Crusades
Origins of the Crusades
The Crusades were a series of religious wars initiated, supported, and sometimes directed by the Latin Church in the medieval period. The term refers especially to the Eastern Mediterranean campaigns in the period between 1095 and 1271 that had the objective of recovering the Holy Land from Islamic rule. The term has also been applied to other church-sanctioned campaigns fought to combat paganism and heresy, to resolve conflict among rival Roman Catholic groups, or to gain political and territorial advantage.
First Crusade (1096–1099)
The First Crusade was called in November 1095 by Pope Urban II at the town of Clermont in central France. The crusade was a response to an appeal for help that the Byzantine Emperor Alexios I Komnenos sent to the West in order to repel the invading Seljuq Turks in Anatolia. One of Urban's aims was to guarantee pilgrims access to the Eastern Mediterranean holy sites that were under Muslim control while hoping to reunify the Eastern and Western branches of Christendom after their split in 1054 with the East–West Schism and thus heal the rift in the Church.
Second Crusade (1147–1150)
The Second Crusade was started in response to the fall of the County of Edessa in 1144 to the forces of Zengi. The county had been founded during the First Crusade by King Baldwin I of Jerusalem in 1098. While it was the first Crusader state to be founded, it was also the first to fall.
Third Crusade (1189–1192)
The Third Crusade was an attempt by European leaders to reconquer the Holy Land from Saladin, the Kurdish Muslim military leader who had become the Sultan of Egypt and Syria. The campaign was largely successful, capturing the important cities of Acre and Jaffa, and reversing most of Saladin's conquests, but it failed to capture Jerusalem, the emotional and spiritual motivation of the Crusade.

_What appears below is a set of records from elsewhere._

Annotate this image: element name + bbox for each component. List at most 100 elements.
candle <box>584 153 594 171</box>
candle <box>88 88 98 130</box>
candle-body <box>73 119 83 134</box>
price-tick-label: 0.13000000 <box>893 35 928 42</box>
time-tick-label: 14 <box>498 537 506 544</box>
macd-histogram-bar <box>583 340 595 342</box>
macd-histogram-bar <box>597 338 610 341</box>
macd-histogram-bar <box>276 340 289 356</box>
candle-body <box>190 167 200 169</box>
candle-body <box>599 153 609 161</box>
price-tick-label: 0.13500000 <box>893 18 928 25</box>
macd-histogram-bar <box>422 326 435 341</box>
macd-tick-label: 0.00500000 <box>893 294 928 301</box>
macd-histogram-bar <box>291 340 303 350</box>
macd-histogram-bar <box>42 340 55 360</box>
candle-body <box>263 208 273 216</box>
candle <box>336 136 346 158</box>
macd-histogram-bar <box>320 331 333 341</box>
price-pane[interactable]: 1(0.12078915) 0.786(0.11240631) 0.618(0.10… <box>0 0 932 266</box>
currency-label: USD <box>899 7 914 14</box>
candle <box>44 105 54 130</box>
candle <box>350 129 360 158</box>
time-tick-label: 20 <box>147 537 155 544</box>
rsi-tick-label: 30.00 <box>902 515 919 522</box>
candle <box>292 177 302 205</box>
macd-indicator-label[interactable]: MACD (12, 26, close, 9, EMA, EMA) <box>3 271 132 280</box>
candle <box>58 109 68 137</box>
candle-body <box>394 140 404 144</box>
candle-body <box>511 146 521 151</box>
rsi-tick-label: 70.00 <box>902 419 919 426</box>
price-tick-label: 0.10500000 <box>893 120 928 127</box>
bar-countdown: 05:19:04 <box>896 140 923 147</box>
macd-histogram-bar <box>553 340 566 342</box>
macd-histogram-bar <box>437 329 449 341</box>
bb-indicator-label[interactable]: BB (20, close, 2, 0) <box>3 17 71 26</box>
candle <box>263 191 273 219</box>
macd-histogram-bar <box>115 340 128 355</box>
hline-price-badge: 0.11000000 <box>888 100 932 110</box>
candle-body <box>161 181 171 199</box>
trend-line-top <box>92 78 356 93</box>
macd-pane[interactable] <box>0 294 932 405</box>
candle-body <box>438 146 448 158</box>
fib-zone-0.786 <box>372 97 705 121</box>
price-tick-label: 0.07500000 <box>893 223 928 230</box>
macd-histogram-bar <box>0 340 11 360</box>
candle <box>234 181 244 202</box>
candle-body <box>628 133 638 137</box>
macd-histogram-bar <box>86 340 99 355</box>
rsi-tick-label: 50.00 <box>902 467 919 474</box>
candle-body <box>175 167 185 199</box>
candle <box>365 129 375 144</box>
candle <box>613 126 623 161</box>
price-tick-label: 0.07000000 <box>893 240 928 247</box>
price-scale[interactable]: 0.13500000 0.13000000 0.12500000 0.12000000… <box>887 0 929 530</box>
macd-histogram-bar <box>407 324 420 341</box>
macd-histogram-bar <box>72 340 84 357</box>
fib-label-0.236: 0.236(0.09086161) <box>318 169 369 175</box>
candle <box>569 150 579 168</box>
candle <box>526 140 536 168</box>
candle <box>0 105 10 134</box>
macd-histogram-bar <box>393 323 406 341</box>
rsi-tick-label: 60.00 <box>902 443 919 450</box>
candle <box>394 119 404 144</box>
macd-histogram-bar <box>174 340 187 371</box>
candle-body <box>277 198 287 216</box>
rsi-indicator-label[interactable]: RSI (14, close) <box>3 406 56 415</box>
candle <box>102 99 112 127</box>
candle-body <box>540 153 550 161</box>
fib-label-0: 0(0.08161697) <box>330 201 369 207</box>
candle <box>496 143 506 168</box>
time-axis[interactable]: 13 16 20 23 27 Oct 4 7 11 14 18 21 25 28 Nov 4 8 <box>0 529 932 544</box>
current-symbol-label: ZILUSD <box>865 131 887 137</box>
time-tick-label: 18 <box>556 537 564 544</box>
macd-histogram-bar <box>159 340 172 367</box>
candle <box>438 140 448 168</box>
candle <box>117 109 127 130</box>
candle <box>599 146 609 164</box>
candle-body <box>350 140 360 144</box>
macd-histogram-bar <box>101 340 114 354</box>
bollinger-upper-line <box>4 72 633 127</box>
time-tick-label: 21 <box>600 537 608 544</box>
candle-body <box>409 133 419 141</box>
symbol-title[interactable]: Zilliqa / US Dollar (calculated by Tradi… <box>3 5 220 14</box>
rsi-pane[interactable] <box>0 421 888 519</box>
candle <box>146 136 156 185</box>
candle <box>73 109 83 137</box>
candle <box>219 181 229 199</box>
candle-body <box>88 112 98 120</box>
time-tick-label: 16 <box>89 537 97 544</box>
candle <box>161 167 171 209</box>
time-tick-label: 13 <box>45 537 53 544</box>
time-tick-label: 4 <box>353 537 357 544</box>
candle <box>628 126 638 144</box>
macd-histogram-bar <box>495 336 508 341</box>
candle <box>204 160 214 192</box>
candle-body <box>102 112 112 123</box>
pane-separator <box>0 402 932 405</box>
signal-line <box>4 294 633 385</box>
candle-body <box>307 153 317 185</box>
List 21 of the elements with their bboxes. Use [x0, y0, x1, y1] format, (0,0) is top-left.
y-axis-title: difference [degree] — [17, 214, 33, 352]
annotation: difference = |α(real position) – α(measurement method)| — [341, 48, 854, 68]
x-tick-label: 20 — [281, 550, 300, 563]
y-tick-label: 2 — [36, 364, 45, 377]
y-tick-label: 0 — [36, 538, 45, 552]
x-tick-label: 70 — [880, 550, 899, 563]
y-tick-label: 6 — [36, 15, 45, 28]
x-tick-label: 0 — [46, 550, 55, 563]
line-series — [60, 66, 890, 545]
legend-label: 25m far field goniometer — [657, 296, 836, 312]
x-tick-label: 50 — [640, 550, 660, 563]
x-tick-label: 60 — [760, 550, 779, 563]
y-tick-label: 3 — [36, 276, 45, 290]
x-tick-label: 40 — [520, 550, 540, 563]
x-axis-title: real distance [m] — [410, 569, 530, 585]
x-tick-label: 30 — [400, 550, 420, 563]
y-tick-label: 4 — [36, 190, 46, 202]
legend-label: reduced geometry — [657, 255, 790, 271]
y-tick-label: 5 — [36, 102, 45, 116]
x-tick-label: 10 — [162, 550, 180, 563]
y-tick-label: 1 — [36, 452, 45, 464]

Fourth Crusade (1202–1204)
The Fourth Crusade was a Western European armed expedition called by Pope Innocent III, originally intended to conquer Muslim-controlled Jerusalem by means of an invasion through Egypt. Instead, in April 1204, the Crusaders of Western Europe invaded and sacked the Christian (Eastern Orthodox) city of Constantinople, capital of the Byzantine Empire.
Later Crusades
After the Fourth Crusade, the institution of the Crusade was significantly altered. The nature and purpose of crusading evolved almost entirely during the 13th century. The range of those considered fit for a crusade was widened to include criminals, who were promised amnesty at home and a clean slate with God, in return for service in defence of the faith. The object of crusading was extended from a struggle against external enemies of the faith, to include the internal enemies; the "heretics" within Christendom itself.
Impact of the Crusades
The Crusades had a profound impact on Western civilization. They resulted in a substantial weakening of the Byzantine Empire, which fell several centuries later to the Ottoman Turks. The Crusades also had a role in the creation and institutionalisation of the military and the Dominican orders as well as the Medieval Inquisition.